On the modern internet, a lot of data moves from machine to machine. Several protocols exist to manage this process in different contexts. FTP is one, BitTorrent is another. I’m working on a project at the moment using Node.js to build a server that manages a database full of audio files, and since I want users to be able to download and upload these, I will be using Node’s implementation of Streams. Streams are used to “pipe” data from one place to another in Node. Without them, moving 1GB of data would take up 1GB of memory.
How do Streams work?
Readable streams emit “data” events—which means they tell the recipient they’re spitting out a unit of data—and they have “end” events—which means they tell the recipient there’s no more data. Writable streams have “drain” events—which means they can take in more data—and “finish” events—which means all the data has been moved. If you were reading from one stream and writing to another, you might listen for a data event from a readable stream, and write the relevant chunk to a writable stream. You could also flip this, and—after pausing the readable stream—only choose to read() from the readable stream when you get a “drain” event from the writable stream.
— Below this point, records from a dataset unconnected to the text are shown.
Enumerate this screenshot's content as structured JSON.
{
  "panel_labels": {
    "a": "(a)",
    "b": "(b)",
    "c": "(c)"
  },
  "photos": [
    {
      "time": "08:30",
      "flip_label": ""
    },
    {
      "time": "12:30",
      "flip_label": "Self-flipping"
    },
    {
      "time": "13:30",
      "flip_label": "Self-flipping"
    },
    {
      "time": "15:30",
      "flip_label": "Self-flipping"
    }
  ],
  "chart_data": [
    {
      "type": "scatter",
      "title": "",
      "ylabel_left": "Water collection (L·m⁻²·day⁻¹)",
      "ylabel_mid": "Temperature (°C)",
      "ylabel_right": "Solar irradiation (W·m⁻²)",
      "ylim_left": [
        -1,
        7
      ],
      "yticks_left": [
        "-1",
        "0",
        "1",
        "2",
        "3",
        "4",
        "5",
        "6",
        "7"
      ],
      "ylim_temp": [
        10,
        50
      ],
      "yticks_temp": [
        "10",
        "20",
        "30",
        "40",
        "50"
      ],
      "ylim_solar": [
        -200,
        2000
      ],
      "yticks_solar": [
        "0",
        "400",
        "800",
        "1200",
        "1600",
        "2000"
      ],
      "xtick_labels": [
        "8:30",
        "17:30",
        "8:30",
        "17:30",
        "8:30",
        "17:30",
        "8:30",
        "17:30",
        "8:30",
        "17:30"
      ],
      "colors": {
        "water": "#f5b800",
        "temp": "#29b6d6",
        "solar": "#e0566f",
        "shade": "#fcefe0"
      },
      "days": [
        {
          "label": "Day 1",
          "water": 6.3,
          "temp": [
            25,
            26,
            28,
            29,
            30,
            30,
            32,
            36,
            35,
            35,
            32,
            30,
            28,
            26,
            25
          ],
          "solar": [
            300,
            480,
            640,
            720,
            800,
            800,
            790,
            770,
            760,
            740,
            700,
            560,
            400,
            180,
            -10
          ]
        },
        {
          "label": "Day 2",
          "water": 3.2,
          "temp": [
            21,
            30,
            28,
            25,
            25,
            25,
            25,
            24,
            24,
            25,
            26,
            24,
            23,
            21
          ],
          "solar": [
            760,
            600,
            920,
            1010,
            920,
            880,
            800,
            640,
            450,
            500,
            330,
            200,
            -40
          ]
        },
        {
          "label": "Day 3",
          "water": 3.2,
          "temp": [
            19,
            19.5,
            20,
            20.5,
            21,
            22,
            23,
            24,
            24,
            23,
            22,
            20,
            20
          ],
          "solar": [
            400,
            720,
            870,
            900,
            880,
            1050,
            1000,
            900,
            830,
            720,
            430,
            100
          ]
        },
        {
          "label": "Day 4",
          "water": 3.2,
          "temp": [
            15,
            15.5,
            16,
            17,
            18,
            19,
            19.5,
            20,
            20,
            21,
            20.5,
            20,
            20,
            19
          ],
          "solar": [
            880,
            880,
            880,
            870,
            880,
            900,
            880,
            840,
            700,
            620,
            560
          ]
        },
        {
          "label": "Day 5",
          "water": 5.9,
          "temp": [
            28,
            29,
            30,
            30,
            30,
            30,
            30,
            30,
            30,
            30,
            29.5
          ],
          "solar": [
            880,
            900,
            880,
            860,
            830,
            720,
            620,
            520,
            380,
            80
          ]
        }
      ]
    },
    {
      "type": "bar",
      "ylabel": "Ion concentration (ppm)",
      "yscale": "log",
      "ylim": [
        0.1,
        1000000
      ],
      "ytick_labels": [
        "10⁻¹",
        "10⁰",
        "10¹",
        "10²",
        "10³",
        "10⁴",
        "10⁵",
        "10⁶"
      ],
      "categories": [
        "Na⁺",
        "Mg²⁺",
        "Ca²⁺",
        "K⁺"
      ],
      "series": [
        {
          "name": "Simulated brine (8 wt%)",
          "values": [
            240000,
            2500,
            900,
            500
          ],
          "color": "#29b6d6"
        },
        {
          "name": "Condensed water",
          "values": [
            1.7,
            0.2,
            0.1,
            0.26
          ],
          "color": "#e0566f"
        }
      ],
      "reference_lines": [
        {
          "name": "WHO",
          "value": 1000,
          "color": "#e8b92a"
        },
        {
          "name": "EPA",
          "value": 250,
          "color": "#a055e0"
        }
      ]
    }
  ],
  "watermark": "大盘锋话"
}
These have other events (like those used for error-handling) and there are other kinds of streams (like one that does both), but this is sort of the general shape of it.
Who came up with Streams?
Ryan Dahl wrote most of Node.js, and very probably implemented Streams in Node. However, the idea of a Stream-like protocol is older than Node. In fact, standard streams are older than JavaScript. It’s a little tough to find, because a few different things are called streams, but I think the first good example of an explanation of Streams as we know them is in a 1984 paper by Dennis M. Ritchie, who worked at Bell Labs at the time.
I actually think it’s even older than this. Maybe the 70s? It’s hard to tell—articles don’t separate “Pipelines” from “Pipelines in UNIX” from the use of stdin and stdout.
Why are Streams interesting?
I’m interested in Streams (especially in Node) because they are a way of helping Internet-connected devices to manage their resources. On the modern Internet, those devices can be… tiny phones and enormous servers, but also coffee mugs and traffic lights. These devices send messages back and forth with many different protocols, but Streams help them to manage a specific and sometimes difficult task. It’s also a metaphor that in 1984 was applied to a display and a keyboard and today has evolved to be the basis for several streaming platforms.